What legal considerations should would-be REIT issuers keep in mind?

While REITs have an obvious advantage in not having to pay corporate-level income tax, the tax law imposes complex rules on such factors as the type of income REITs can generate and the kind of assets they can hold, as well as various ownership tests.

Among other things, REITs must invest at least 75% of their assets in real estate. They must receive at least 75% of their gross income from real property, mortgage interest, or the sale of real estate. They’re also required to distribute at least 90% of their taxable income to their shareholders, and REITs must be widely held due to rules against too much concentration of ownership.

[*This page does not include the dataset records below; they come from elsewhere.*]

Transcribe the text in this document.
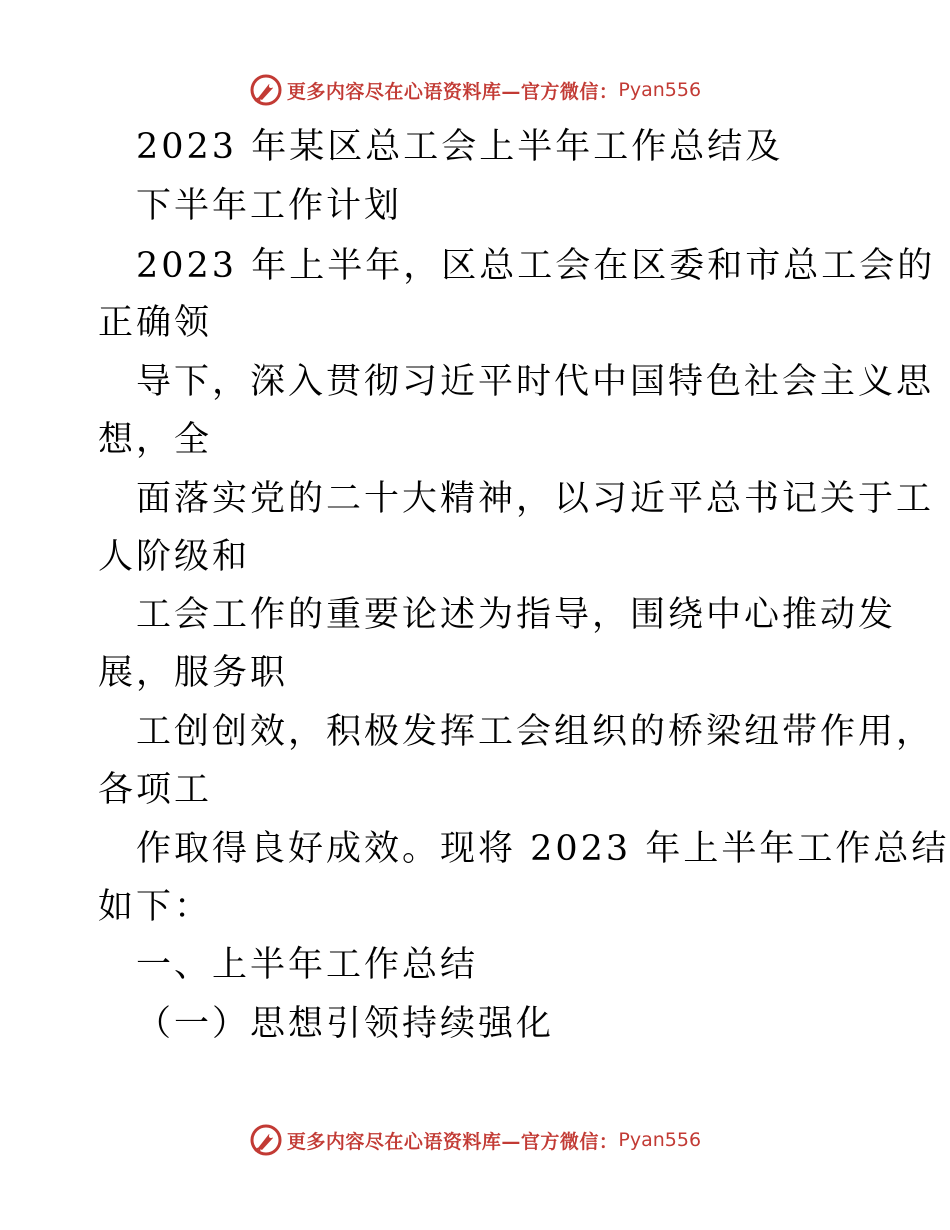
更多内容尽在心语资料库—官方微信： Pyan556
2023 年某区总工会上半年工作总结及
下半年工作计划
2023 年上半年，区总工会在区委和市总工会的
正确领
导下，深入贯彻习近平时代中国特色社会主义思
想，全
面落实党的二十大精神，以习近平总书记关于工
人阶级和
工会工作的重要论述为指导，围绕中心推动发
展，服务职
工创创效，积极发挥工会组织的桥梁纽带作用，
各项工
作取得良好成效。现将 2023 年上半年工作总结
如下：
一、上半年工作总结
（一）思想引领持续强化
更多内容尽在心语资料库—官方微信： Pyan556
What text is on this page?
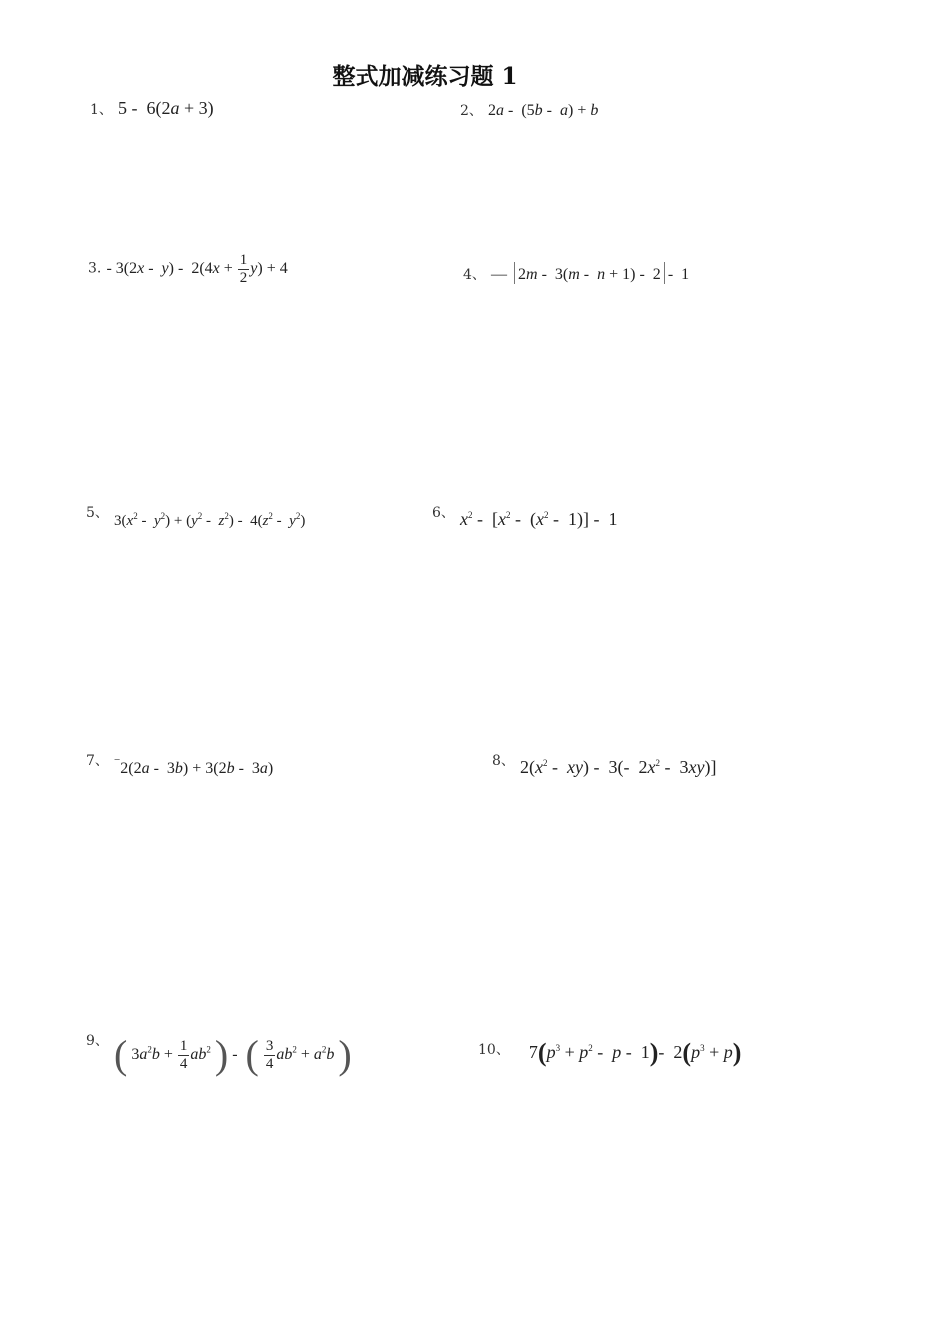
整式加减练习题 1
1、 5 -  6(2a + 3)	2、 2a -  (5b -  a) + b
3. - $3(2x - y) - 2(4x + \frac{1}{2} y) + 4$	4、 — 2m -  3(m -  n + 1) -  2 -  1
5、 $3(x^2 - y^2) + (y^2 - z^2) - 4(z^2 - y^2)$	6、 $x^2 - [x^2 - (x^2 - 1)] - 1$
7、 −2(2a -  3b) + 3(2b -  3a)	8、 $2(x^2 - xy) - 3(-$  $2x^2 - 3xy$)]
9、 ( $3a^2b + \frac{1}{4} ab^2$ ) -  ( $\frac{3}{4} ab^2 + a^2b$ )	10、 $7(p^3 + p^2 - p - 1)-$  $2(p^3 + p)$
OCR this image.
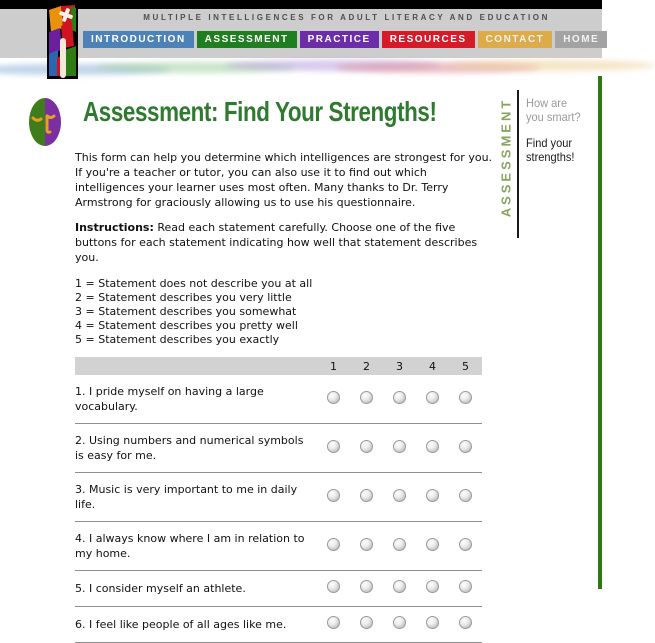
MULTIPLE INTELLIGENCES FOR ADULT LITERACY AND EDUCATION
INTRODUCTION	ASSESSMENT	PRACTICE	RESOURCES	CONTACT	HOME
ASSESSMENT How are you smart?
Find your strengths!
Assessment: Find Your Strengths!

This form can help you determine which intelligences are strongest for you. If you're a teacher or tutor, you can also use it to find out which intelligences your learner uses most often. Many thanks to Dr. Terry Armstrong for graciously allowing us to use his questionnaire.

Instructions: Read each statement carefully. Choose one of the five buttons for each statement indicating how well that statement describes you.

1 = Statement does not describe you at all
2 = Statement describes you very little
3 = Statement describes you somewhat
4 = Statement describes you pretty well
5 = Statement describes you exactly
1	2	3	4	5
1. I pride myself on having a large vocabulary.
2. Using numbers and numerical symbols is easy for me.
3. Music is very important to me in daily life.
4. I always know where I am in relation to my home.
5. I consider myself an athlete.
6. I feel like people of all ages like me.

If you own a hotel, you might think of that hotel as real estate, but a hotel is really a business that’s operated in a building. The revenue earned at a hotel is business income, not rental income, for REIT purposes. So a REIT can own a hotel, but it must lease that hotel to a third-party operator or to a taxable subsidiary that engages a third-party operator.

I would advise would-be sponsors or REITs to make sure they have good advisors and good lawyers, like the lawyers in V&E’s REITs practice. Sponsors and other real estate owner/operators will want to make sure that a REIT structure is consistent with their business strategy and that they are following all of the rules.

This information is provided by Vinson & Elkins LLP for educational and informational purposes only and is not intended, nor should it be construed, as legal advice.